Since WWII, the U.S. dollar has been the world’s reserve currency. However, since the economic collapse of 2008, the greenback seems to be getting less and less respect. In fact, just as the U.S. Federal Reserve and the European Central Bank (ECB) decide on how to move their currencies forward in the coming weeks, other central banks around the world have quietly hedged themselves against the dollar and the euro, and have started loading up on another currency altogether.

I’m talking about the Chinese yuan. And what’s going on today hopefully will be a wake-up call for America.

A Growing Global Trend

Just look at what’s happened in the last few months…

On June 22, Forbes reported Brazil and China signed a currency exchange pact that’s part of a larger move with other BRIC nations, Russia and India, and even South Africa.

They have agreed that if there’s another financial meltdown and global credit dries up, each country’s central bank will have money set aside to help the other and keep their economies running smoothly.

Now let’s go back to March. Australia signed a $31-billion currency exchange deal directly with China to promote trade and investment between the two nations.

In December 2011, Japan announced a currency pact with China that topped headlines. Japan and China are the third and second largest economies in the world.

Also in December was another agreement with Thailand.

Every one of these deals limits the power of the U.S. dollar a little bit more in these countries and gives more value to the yuan.

However, all this being said, the yuan isn’t ready for the world stage, either.

Still Problems in China

Despite the yuan’s growing acceptance around the globe, its value is still managed by the state. In fact, while China will be the first to deny it, it has kept its currency artificially low for years.

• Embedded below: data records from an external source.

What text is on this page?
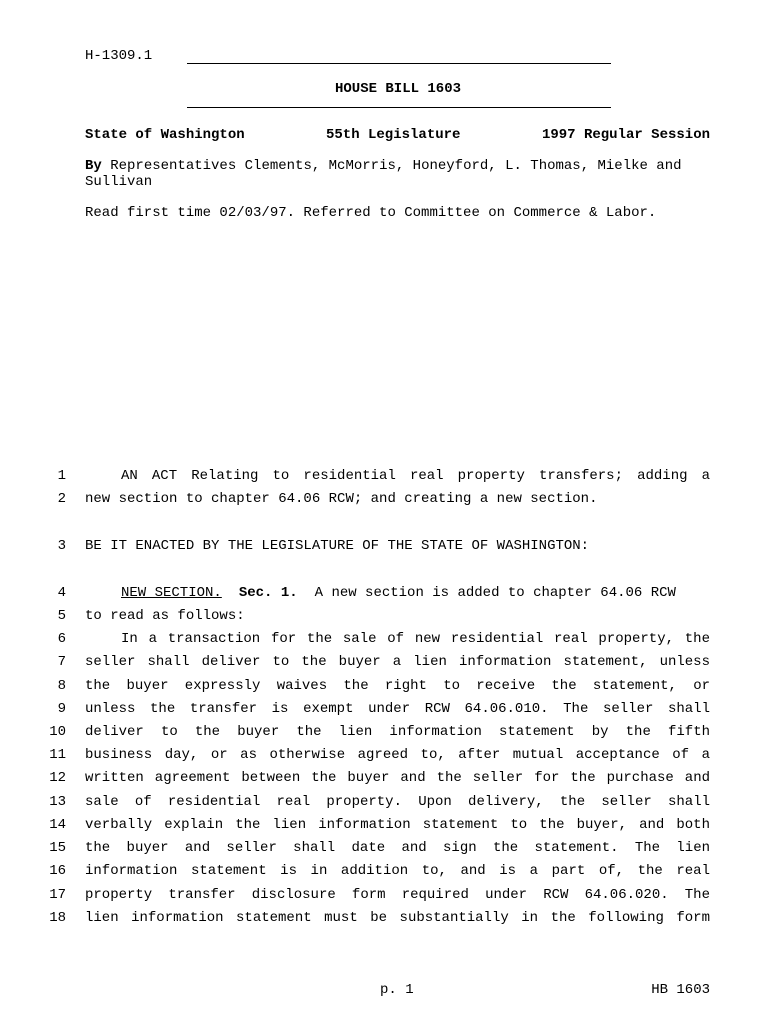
H-1309.1
HOUSE BILL 1603
State of Washington	55th Legislature	1997 Regular Session
By Representatives Clements, McMorris, Honeyford, L. Thomas, Mielke and
Sullivan
Read first time 02/03/97. Referred to Committee on Commerce & Labor.
1	AN ACT Relating to residential real property transfers; adding a
2 new section to chapter 64.06 RCW; and creating a new section.
3 BE IT ENACTED BY THE LEGISLATURE OF THE STATE OF WASHINGTON:
4	NEW SECTION. Sec. 1. A new section is added to chapter 64.06 RCW
5 to read as follows:
6	In a transaction for the sale of new residential real property, the
7 seller shall deliver to the buyer a lien information statement, unless
8 the buyer expressly waives the right to receive the statement, or
9 unless the transfer is exempt under RCW 64.06.010. The seller shall
10 deliver to the buyer the lien information statement by the fifth
11 business day, or as otherwise agreed to, after mutual acceptance of a
12 written agreement between the buyer and the seller for the purchase and
13 sale of residential real property. Upon delivery, the seller shall
14 verbally explain the lien information statement to the buyer, and both
15 the buyer and seller shall date and sign the statement. The lien
16 information statement is in addition to, and is a part of, the real
17 property transfer disclosure form required under RCW 64.06.020. The
18 lien information statement must be substantially in the following form
p. 1	HB 1603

What’s more, the yuan isn’t convertible or allowed to trade freely outside the country yet.

And on top of all of this, China really doesn’t want its currency appreciating right now. Over the past five years, the yuan has climbed 18% against the U.S. dollar.

That has made profit margins tight in China. With its economy continuing to slow down in recent months, Chinese exporters could get crushed if the yuan is left to trade freely in the markets.

Point is, the future of the yuan is as much about how China’s government manages its currency problems as it is how the United States and Europe get their deficits in order.

Moving Forward

Unfortunately, there’s no predicting the future. But one thing is certain: China knows it has to change the way it controls the yuan.

The People’s Bank of China, the central bank, proposed a series of currency reforms earlier this year that suggested internationalizing the yuan in stages.

As Time magazine reports, the plan would allow the markets to freely trade the yuan in the next three to five years. In the long term, between five and 10 years, foreign investors would be given more access to Chinese stocks, bonds and property.

China has repeatedly expressed how the U.S. dollar should no longer be considered the world’s reserve currency. But at the same time, it can’t exactly afford to see the dollar go bust against the yuan.

So how could anyone play this trend?

Our very own Senior Analyst Carl Delfeld recently suggested diversifying your global portfolio into other currencies altogether such as the Swiss franc, through the CurrencyShares Swiss Franc Trust (NYSEARCA:FXF), or the Australian dollar, through the CurrencyShares Australian Dollar Trust (NYSEARCA:FXA). And Jason Jenkins recently wrote about the relative strength of the Swedish krona, here.

However, as Carl warned, just don’t go overboard. You could be crushed by a snapback in the U.S. dollar.